Institute of Basic Medical Sciences, National Cheng Kung University College of Medicine, Tainan 70101, Taiwan.
Department of Physiology, National Cheng Kung University College of Medicine, Tainan 70101, Taiwan.
Int J Mol Sci. 2023 Jan 19;24(3):1983. doi: 10.3390/ijms24031983.
An escapable (ES)/inescapable stress (IS) paradigm was used to study whether behavioral control and repeated footshock stressors may affect adult neurogenesis and related cognitive function. Male stressed mice having behavioral control (ES) had a short-term escalation in dorsal dentate gyrus (DG) neurogenesis, while similarly stressed mice having no such control had unaltered neurogenesis as compared to control mice receiving no stressors. Paradoxically, ES and IS mice had comparable stress-induced corticosterone elevations throughout the stress regimen. Appetitive operant conditioning and forced running procedures were used to model learning and exercise effects in this escapable/inescapable paradigm. Further, conditioning and running procedures did not seem to affect the mice's corticosterone or short-term neurogenesis. ES and IS mice did not show noticeable long-term changes in their dorsal DG neurogenesis, gliogenesis, local neuronal density, apoptosis, autophagic flux, or heterotypic stress responses. ES mice were found to have a greater number of previously labeled and functionally integrated DG neurons as compared to IS and control mice 6 weeks after the conclusion of the stressor regimen. Likewise, ES mice outperformed IS and non-stressed control mice for the first two, but not the remaining two, trials in the object location task. Compared to non-stressed controls, temozolomide-treated ES and IS mice having a lower number of dorsal DG 6-week-old neurons display poor performance in their object location working memory. These results, taken together, prompt us to conclude that repeated stressors, albeit their corticosterone secretion-stimulating effect, do not necessary affect adult dorsal DG neurogenesis. Moreover, stressed animals having behavioral control may display adult neurogenesis escalation in the dorsal DG. Furthermore, the number of 6-week-old and functionally-integrated neurons in the dorsal DG seems to confer the quality of spatial location working memory. Finally, these 6-week-old, adult-born neurons seem to contribute spatial location memory in a use-dependent manner.

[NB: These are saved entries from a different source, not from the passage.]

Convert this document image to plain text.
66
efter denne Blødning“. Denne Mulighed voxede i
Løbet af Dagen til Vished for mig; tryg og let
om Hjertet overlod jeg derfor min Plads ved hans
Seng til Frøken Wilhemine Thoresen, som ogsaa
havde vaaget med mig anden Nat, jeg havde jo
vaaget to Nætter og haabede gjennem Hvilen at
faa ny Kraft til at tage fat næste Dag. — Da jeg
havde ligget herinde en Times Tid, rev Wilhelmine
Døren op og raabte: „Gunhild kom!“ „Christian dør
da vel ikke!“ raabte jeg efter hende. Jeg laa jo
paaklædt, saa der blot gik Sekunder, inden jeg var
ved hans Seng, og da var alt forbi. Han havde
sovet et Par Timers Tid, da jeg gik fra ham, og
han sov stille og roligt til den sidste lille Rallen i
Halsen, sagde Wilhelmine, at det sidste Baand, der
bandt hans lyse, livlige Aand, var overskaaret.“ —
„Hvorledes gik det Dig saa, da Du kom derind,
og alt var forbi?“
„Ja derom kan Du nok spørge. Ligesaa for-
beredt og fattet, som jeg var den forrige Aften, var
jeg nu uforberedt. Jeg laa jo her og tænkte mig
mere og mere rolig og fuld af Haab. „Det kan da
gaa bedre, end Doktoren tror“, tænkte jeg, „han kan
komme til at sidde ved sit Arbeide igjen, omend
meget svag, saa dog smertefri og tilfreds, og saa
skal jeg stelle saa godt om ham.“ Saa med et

一种可逃避(ES)/不可逃避应激(IS)范式被用于研究行为控制和重复足底电击应激源是否会影响成年神经发生和相关认知功能。具有行为控制(ES)的雄性应激小鼠的背齿状回(DG)神经发生出现短期急剧增加,而同样受到应激但没有这种控制的小鼠的神经发生与未接受应激源的对照小鼠没有变化。矛盾的是,ES 和 IS 小鼠在整个应激过程中具有可比的应激诱导皮质酮升高。食欲操作性条件反射和强制跑步程序用于在这种可逃避/不可逃避范式中模拟学习和运动效应。此外,条件反射和跑步程序似乎不会影响小鼠的皮质酮或短期神经发生。ES 和 IS 小鼠在其背侧 DG 神经发生、神经胶质发生、局部神经元密度、细胞凋亡、自噬通量或异质应激反应中没有显示出明显的长期变化。与 IS 和对照小鼠相比,ES 小鼠在应激方案结束后 6 周时具有更多先前标记和功能整合的 DG 神经元。同样,与 IS 和非应激对照小鼠相比,ES 小鼠在前两次(但不是后两次)物体位置任务中表现更好。与非应激对照相比,接受替莫唑胺治疗的 ES 和 IS 小鼠具有较少的背侧 DG 6 周龄神经元,在物体位置工作记忆方面表现不佳。这些结果表明,尽管应激源会刺激皮质酮的分泌,但它们不一定会影响成年背侧 DG 的神经发生。此外,具有行为控制的应激动物可能会在背侧 DG 中显示出成年神经发生的增加。此外,背侧 DG 中 6 周龄和功能整合神经元的数量似乎赋予了空间位置工作记忆的质量。最后,这些 6 周龄的成年新生神经元似乎以依赖使用的方式有助于空间位置记忆。